Archive : Cowley men reject £1 an hour offer to end piecework

By R. W. Shakespeare

Transport and General Workers’ Union members at British Leyland’s Cowley, Oxford, plant yesterday. rejected the company’s proposals for ending the piecework system and substituting a six-grade pay structure, of fixed hourly rates, with a top grade, of £1 an hour.

The management will resume negotiations with shop floor representatives today. As the T.G.W.U. is the biggest union involved at the body plant. British Leyland faces the prospect of taking its proposals for a new pay structure through the formal engineering industry disputes procedure. Workers at the nearby Austin-Morris car assembly plant have decided, provisionally, to accept the principle of fixed hourly payments. However, there can be no prospect of getting the new medium-range car into full production until the pay question is resolved at both the assembly and body plants.

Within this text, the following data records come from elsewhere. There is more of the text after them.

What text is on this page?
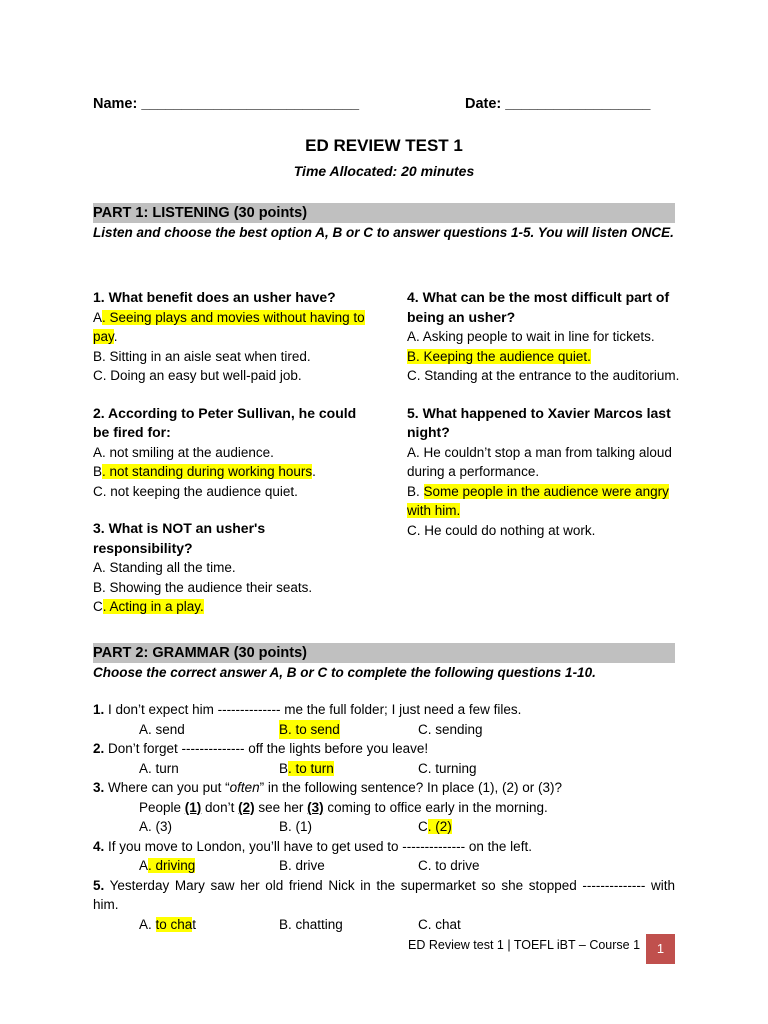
Name: ___________________________	Date: __________________
ED REVIEW TEST 1
Time Allocated: 20 minutes
PART 1: LISTENING (30 points)
Listen and choose the best option A, B or C to answer questions 1-5. You will listen ONCE.
1. What benefit does an usher have?
A. Seeing plays and movies without having to pay.
B. Sitting in an aisle seat when tired.
C. Doing an easy but well-paid job.
2. According to Peter Sullivan, he could be fired for:
A. not smiling at the audience.
B. not standing during working hours.
C. not keeping the audience quiet.
3. What is NOT an usher's responsibility?
A. Standing all the time.
B. Showing the audience their seats.
C. Acting in a play.
4. What can be the most difficult part of being an usher?
A. Asking people to wait in line for tickets.
B. Keeping the audience quiet.
C. Standing at the entrance to the auditorium.
5. What happened to Xavier Marcos last night?
A. He couldn’t stop a man from talking aloud during a performance.
B. Some people in the audience were angry with him.
C. He could do nothing at work.
PART 2: GRAMMAR (30 points)
Choose the correct answer A, B or C to complete the following questions 1-10.
1. I don’t expect him -------------- me the full folder; I just need a few files.
A. send	B. to send	C. sending
2. Don’t forget -------------- off the lights before you leave!
A. turn	B. to turn	C. turning
3. Where can you put “often” in the following sentence? In place (1), (2) or (3)?
People (1) don’t (2) see her (3) coming to office early in the morning.
A. (3)	B. (1)	C. (2)
4. If you move to London, you’ll have to get used to -------------- on the left.
A. driving	B. drive	C. to drive
5. Yesterday Mary saw her old friend Nick in the supermarket so she stopped -------------- with him.
A. to chat	B. chatting	C. chat
ED Review test 1 | TOEFL iBT – Course 1	1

In spite of the encouraging response from assembly line workers, British Leyland’s campaign to end the piecework system, which it blames for most of its labour troubles, can in the end only be settled in negotiation with national union officials. The management has tried to tackle the question on a plant-by-plant basis, starting with Cowley. It is in the process of putting similar pay proposals to 25,000 workers at its Austin-Morris factories in the Midlands.

The engineering unions will not want any pay agreement concluded until their national leaders have discussed what the abolition of piecework will entail. Under the disputes procedure national officers can only get into the talks when they reach the final stages of the machinery, the central conference held each month in York.

It seems likely that both the Cowley proposals and those for the Midlands plants will end up there. If national union leaders could be won over to the principle of ending piece-work the deals could go back for plant level negotiations with a reasonable hope of settlements. Yesterday’s decision by the Cowley T.G.W.U. branch makes it certain that there will be a long hard battle before any final agreements are reached.